All the BNF is, is a set of rules recursively describing how a non-terminal is constructed from a sequence of other terminals and non-terminals. A non-terminal might have several alternatives. Here's a simple BNF for a very simple language:

program : statement-seq

statement-seq : statement
              | statement-seq statement

statement : expression ;
          | identifier = expression ;

expression : value
           | expression + value
           | expression - value
           | expression * value

value : literal
      | identifier
      | ( expression )

Usually we use different fonts to distinguish the non-terminals from keywords, but that's too hard here. The alternate sequences a non-terminal can be are shown with | prefixes. These alternatives are called reductions — we're reducing a sequence to a single non-terminal. In this language I can write:

bob  = 5;
bob + 6 * 5;
bill + bob;

but I can't write:

= 5;
+ 5;

There are automated programs like yacc (Yet Another Compiler Compiler) that can take a BNF and produce a parser for that language. These things generally rely on important restrictions in the grammar, that programming languages try to stick to. The above grammar is an LALR(1) grammer. That means:

  • Look Ahead. I need to look ahead some number of tokens to figure out which (set of) paths I'm going down.
  • Left Recursive. The statement-seq rule is statement-seq statement, not statement statement-seq.
  • (1) 1 token lookahead. The simplest case.

C++ is not an LALR(1) grammar, it requires unbounded backtracking because of the decl/expr ambiguity (see Vexing parse). However, the language specification uses a BNF and has words to describe ambiguities and how they are resolved.

Back in the 70s and 80s everybody used generated parsers using things like yacc and bison (Gnu's yacc variant). Then everybody switched to hand written recursive descent parsers. Such are the fashion trends in compilers!


All the grammar is capable of doing is saying 'yes, this is a sentence of $language', or 'nope'. That's not very useful. To bring it to life we add an action to each reduction. When we determine that we've found an unambiguous reduction, we invoke the action. It is that action that builds up the AST!

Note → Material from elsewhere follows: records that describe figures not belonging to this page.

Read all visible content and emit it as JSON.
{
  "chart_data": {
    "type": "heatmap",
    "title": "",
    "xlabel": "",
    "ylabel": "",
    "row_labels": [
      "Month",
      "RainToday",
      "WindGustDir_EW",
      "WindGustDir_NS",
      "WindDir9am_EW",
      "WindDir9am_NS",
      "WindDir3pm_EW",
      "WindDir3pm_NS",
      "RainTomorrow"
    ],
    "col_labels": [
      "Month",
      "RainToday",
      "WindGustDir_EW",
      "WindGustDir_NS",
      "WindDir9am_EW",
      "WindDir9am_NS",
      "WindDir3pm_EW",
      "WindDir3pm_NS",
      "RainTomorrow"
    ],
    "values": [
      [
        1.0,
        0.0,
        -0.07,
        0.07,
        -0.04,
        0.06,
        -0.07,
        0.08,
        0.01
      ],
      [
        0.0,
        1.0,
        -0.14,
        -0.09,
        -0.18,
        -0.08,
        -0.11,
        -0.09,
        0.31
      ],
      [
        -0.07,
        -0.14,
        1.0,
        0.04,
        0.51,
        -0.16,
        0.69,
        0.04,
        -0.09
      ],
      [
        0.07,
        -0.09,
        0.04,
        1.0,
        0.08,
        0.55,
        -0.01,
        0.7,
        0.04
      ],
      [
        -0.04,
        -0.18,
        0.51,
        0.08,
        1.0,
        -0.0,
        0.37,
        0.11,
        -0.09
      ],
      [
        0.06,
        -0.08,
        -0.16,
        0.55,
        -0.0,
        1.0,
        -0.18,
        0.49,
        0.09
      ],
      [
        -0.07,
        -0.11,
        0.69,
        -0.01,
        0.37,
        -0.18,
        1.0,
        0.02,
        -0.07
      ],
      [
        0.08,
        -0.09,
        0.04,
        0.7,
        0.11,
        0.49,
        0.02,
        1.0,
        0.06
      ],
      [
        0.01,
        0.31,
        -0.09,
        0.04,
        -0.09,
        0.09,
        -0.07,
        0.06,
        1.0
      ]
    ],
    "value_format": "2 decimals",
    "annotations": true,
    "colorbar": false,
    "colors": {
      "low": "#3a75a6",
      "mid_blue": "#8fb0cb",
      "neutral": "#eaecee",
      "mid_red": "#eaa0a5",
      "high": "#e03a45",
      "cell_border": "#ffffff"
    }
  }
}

Let's add actions to the `expression` reduction above:

expression : value     { $$ = $0; }
           | expression + value { $$ = build_node (ADD, $0, $2); }
           | expression - value { $$ = build_node (SUB, $0, $2); }
           | expression * value { $$ = build_node (MULT, $0, $2); }

here I'm using YACC grammar, BTW[2]. Regular C code is inside the {...} but with some special substitutions. $$ means 'result of this action', $N means value of Nth item in the matched sequence. Even though + etc are keywords in the grammar I'm parsing, they have values inside the YACC grammar, so I have to use $0 and $2 to get at the LHS and RHS operands. You can probably see how we can use this to build up an entire AST.

Error Handling

As you're no doubt aware, there are two kinds of errors; syntax and semantic.

Syntactic errors are when there is no reduction that can accept the next token. Here the trick is error recovery. Generally one marks the BNF with special error markers, that inform the parser how to recover — keep popping reductions and skipping tokens until one matches something after an ERROR marker.

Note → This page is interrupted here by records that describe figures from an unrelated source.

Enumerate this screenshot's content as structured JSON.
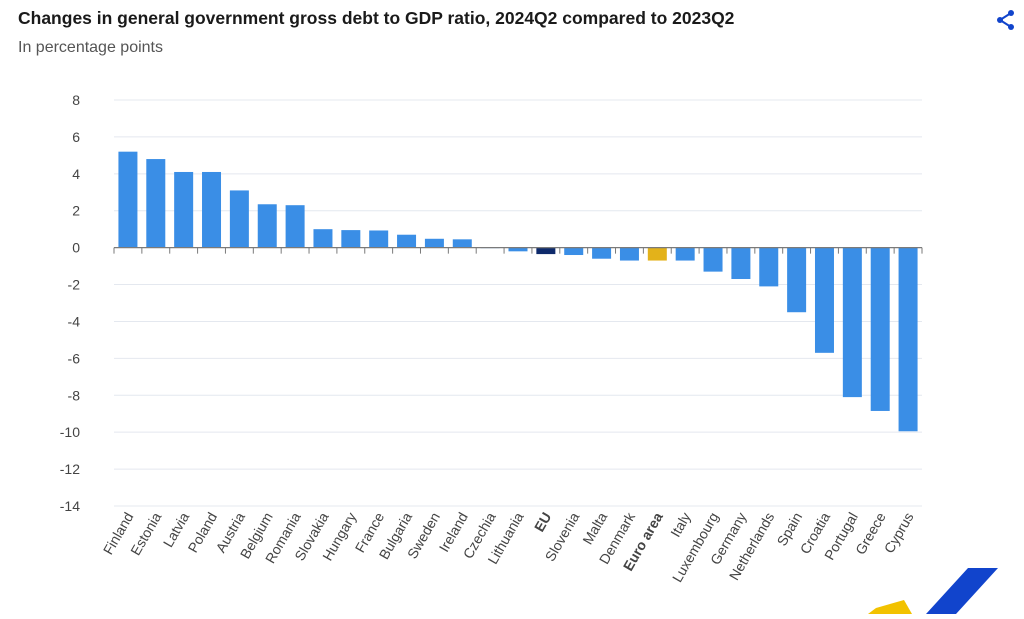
{
  "header": {
    "title": "Changes in general government gross debt to GDP ratio, 2024Q2 compared to 2023Q2",
    "subtitle": "In percentage points",
    "share_icon": "share-icon"
  },
  "colors": {
    "bar": "#3a8ee6",
    "eu": "#0e2a6b",
    "euro_area": "#e3b21a",
    "grid": "#e4e8ef",
    "axis": "#7a7a7a",
    "text": "#444444",
    "logo_blue": "#1144cc",
    "logo_yellow": "#f2c200"
  },
  "chart_data": {
    "type": "bar",
    "categories": [
      "Finland",
      "Estonia",
      "Latvia",
      "Poland",
      "Austria",
      "Belgium",
      "Romania",
      "Slovakia",
      "Hungary",
      "France",
      "Bulgaria",
      "Sweden",
      "Ireland",
      "Czechia",
      "Lithuania",
      "EU",
      "Slovenia",
      "Malta",
      "Denmark",
      "Euro area",
      "Italy",
      "Luxembourg",
      "Germany",
      "Netherlands",
      "Spain",
      "Croatia",
      "Portugal",
      "Greece",
      "Cyprus"
    ],
    "values": [
      5.2,
      4.8,
      4.1,
      4.1,
      3.1,
      2.35,
      2.3,
      1.0,
      0.95,
      0.93,
      0.7,
      0.48,
      0.45,
      0.0,
      -0.2,
      -0.35,
      -0.4,
      -0.6,
      -0.7,
      -0.7,
      -0.7,
      -1.3,
      -1.7,
      -2.1,
      -3.5,
      -5.7,
      -8.1,
      -8.85,
      -9.95
    ],
    "highlight": {
      "EU": "eu",
      "Euro area": "euro_area"
    },
    "bold_categories": [
      "EU",
      "Euro area"
    ],
    "ylim": [
      -14,
      8
    ],
    "yticks": [
      8,
      6,
      4,
      2,
      0,
      -2,
      -4,
      -6,
      -8,
      -10,
      -12,
      -14
    ],
    "grid": true,
    "xlabel": "",
    "ylabel": ""
  }
}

Semantic errors are when the kinds of things being given to an action don't make sense — subtracting a string for instance. Generally the action returns something like 'NULL' after emitting a suitable diagnostic. The bill + bob statement above is a semantic error, because although bill is an identifier, we never declared it.

  1. [*] It was originally Backus Normal Form, but Peter Naur was so influential (proposing Backus Normal Form), that Donald Knuth proposed retconning it to Backus-Naur Form.
  2. Compiler writers love designing Domain Specific Languages.